5. Dan pada tahap terakhir ini dicapai suatu penerimaan. Reaksi
fisiologis menurun, dan interaksi sosial berlanjut. Kubler-Ross
mendefinisikan penerimaan lebih sebagai menghadapi situasi
ketimbang menyerah untuk pasrah atau pututs asa.
c. Fase Berduka Menurut Rando
Rando (1993) mendefinisikan kembali respon berduka menjadi
tiga kategori, yaitu :
1. Penghindaran, dimana terjadi syok, menyangkal dan
ketidakpercayaan.
2. Konfrontasi, dimana terjadi luapan emosi yang sangat tinggi
ketika klien secara berulang melawan kehilangn mereka dan
kedukaan mereka paling dalam dan dirasakan palinga kaut.
3. Akomodasi, ketika terdapat secara bertahap penurunan
kedudukan akut dan mulai memasuki kembali secara
emosional dan social dunia sehari-hari dimana klien belajar
untuk menjalani hidup dengan kehilangan mereka.

3. MENJELANG AJAL
3.1 DEFINISI MENJELANG AJAL

Menjelang ajal adalah bagian dari kehidupan yang merupakan proses menuju
akhir. Lahir, menjelang ajal dan kematian bersifat universal. Meskipun unik bagi
individu, kejadian-kejadian tersebut bersifat normal dan merupakan proses hidup yang
diperlukan. Dukungan kolega sebagaimana perawat yang mengasuh orang menjelang
ajal merupakan hal yang penting agar pada masa-masa tersebut menjadipengalaman
yang normal dan meningkatkan pertumbuhan.

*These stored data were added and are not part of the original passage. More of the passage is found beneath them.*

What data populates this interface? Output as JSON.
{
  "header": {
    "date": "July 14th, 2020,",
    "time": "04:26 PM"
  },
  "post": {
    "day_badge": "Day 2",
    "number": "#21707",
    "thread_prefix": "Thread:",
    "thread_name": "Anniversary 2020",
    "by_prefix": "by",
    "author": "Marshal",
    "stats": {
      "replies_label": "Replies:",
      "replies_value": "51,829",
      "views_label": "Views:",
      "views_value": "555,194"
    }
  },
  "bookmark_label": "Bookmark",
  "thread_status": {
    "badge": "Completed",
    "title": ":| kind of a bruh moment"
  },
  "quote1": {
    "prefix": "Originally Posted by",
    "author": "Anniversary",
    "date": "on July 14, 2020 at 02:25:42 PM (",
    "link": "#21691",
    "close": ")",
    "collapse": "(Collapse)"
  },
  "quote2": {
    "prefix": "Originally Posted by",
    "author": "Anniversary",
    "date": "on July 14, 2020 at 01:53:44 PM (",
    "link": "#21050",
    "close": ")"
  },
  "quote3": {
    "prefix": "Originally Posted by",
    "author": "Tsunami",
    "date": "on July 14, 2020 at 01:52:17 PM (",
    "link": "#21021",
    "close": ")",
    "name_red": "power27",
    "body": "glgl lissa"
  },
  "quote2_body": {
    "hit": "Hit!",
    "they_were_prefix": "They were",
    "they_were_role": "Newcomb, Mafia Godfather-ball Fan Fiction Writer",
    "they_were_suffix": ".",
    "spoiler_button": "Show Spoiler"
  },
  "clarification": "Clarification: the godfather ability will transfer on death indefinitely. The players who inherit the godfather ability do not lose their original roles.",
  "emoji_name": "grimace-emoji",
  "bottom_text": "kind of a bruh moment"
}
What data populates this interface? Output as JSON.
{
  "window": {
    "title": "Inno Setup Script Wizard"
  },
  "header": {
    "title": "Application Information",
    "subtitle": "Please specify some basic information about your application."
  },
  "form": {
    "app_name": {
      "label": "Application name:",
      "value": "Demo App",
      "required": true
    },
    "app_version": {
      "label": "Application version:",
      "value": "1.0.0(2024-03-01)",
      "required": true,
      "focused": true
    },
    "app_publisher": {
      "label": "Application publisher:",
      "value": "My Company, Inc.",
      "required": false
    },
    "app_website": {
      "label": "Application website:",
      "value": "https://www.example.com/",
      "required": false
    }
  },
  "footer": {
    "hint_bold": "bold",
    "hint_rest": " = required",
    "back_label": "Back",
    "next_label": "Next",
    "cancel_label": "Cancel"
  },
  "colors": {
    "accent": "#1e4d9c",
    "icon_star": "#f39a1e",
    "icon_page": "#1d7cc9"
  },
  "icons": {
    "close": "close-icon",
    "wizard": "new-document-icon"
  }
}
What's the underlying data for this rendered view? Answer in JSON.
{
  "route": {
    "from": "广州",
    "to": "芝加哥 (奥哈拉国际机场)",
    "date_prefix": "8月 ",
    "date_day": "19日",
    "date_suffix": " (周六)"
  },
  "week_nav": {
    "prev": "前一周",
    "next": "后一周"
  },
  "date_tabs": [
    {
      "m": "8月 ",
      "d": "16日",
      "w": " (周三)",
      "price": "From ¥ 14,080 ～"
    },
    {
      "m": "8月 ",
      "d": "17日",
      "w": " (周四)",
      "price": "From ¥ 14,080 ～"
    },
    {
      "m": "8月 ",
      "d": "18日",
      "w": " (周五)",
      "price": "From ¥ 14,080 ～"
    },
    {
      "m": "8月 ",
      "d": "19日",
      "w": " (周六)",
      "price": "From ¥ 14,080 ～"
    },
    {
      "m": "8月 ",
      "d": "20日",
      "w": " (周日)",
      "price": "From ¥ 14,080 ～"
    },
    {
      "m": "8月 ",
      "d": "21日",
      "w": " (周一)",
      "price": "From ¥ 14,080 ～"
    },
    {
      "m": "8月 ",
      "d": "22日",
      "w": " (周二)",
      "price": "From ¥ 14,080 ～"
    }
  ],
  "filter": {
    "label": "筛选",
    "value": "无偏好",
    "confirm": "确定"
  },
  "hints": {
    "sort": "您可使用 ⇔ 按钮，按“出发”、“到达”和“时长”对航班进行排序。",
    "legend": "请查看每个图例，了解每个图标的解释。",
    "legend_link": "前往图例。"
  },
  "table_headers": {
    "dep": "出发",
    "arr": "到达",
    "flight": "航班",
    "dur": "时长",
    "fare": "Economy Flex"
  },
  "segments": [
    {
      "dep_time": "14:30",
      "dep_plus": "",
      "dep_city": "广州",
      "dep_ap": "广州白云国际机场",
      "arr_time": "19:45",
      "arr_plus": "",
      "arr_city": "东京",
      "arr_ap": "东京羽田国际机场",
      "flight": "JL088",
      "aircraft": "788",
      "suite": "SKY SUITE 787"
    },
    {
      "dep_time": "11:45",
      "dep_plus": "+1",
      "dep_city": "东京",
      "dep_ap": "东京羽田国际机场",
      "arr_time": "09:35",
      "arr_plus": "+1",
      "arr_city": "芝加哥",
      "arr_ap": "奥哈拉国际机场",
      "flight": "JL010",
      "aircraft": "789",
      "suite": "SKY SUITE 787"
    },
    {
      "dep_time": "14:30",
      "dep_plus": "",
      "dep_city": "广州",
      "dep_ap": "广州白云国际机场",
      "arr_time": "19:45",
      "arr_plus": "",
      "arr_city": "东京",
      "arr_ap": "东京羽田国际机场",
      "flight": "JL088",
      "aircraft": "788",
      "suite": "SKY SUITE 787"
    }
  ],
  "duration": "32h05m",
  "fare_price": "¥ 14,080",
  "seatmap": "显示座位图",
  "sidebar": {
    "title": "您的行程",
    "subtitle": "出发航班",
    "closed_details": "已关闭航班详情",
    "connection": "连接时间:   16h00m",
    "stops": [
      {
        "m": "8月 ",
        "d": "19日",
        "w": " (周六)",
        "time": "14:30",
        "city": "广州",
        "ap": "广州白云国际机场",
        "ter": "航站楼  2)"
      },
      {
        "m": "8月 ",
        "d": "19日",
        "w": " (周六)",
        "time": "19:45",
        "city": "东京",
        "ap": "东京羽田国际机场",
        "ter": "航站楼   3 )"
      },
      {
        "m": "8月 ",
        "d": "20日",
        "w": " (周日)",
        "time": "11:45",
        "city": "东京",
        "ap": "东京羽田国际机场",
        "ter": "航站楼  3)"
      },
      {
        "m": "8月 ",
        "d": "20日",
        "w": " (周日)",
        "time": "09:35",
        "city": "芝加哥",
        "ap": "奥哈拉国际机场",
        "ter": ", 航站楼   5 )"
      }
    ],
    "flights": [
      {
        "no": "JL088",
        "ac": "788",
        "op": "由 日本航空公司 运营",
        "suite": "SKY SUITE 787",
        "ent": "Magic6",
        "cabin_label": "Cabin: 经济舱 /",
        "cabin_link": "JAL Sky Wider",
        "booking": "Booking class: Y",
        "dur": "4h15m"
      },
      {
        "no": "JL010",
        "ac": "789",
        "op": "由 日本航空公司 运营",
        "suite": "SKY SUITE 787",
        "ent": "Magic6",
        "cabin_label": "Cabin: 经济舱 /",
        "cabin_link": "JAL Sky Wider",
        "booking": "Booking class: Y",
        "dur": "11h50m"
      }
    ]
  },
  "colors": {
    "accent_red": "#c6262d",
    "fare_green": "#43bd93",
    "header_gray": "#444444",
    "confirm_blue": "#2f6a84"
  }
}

Adapun lingkungan menjelang ajal seseorang adalah :

a. Rumah sakit perawatan akut


b. Perawatan jangka panjang
c. Hospice
d. Perawatan di rumah
3.2 TEORI MENJELANG AJAL
3.2.1 Elisabeth Kubler-Ross
Ada 5 tahap :
a. Penyangkalan dan isolasi
b. Perasaan marah, gusar, iri, dan kebencian.
c. Tawar menawar
d. Depresi
e. Penerimaan
3.2.2 Lamberton
Mengisolasi 4 strategi koping utama yang digunakan oleh orang yang
menjelang ajal :
a. Penyangkalan
b. Ketergantungan
c. Pemindahan
d. Regresi
3.2.3 Pattison
a. Fase akut
b. Fase kehidupan kronis
c. Fase menjelang ajal
d. Fase akhir
3.2.4 Wiesman
Mengemukakan adeanya kemungkinan fase-fase pada ekspresi respons
emosional yang kontinu dan berubah-ubah selama proses menjelang ajal.
3.2.5 Kastenbaum
Membagi kehidupan dan menjelang ajal menajdi 2 fase psikobiologis
yang sama, yang berkembang sampai akhir kehidupan.
3.2.6 Giacquinta
Fase-fase yang dialami keluarga setelah diagnose kanker dinyatakan:
a. Hidup dengan kanker
b. Restrukturisasi selama interval hidup dan mati
c. Kehilangan
d. Pembentukan kembali

4. KEMATIAN
Kematian adalah penghentian permanen semua fungsi tubuh yang vital, akhir
dari kehidupan. Kematian adalah realitas yang sering terjadi dalam lingkungan
asuhan keperawatan. Sebagian besar perawat berinteraksi dengan klien dan keluarga
yang mengalami kehilangan dan dukacita.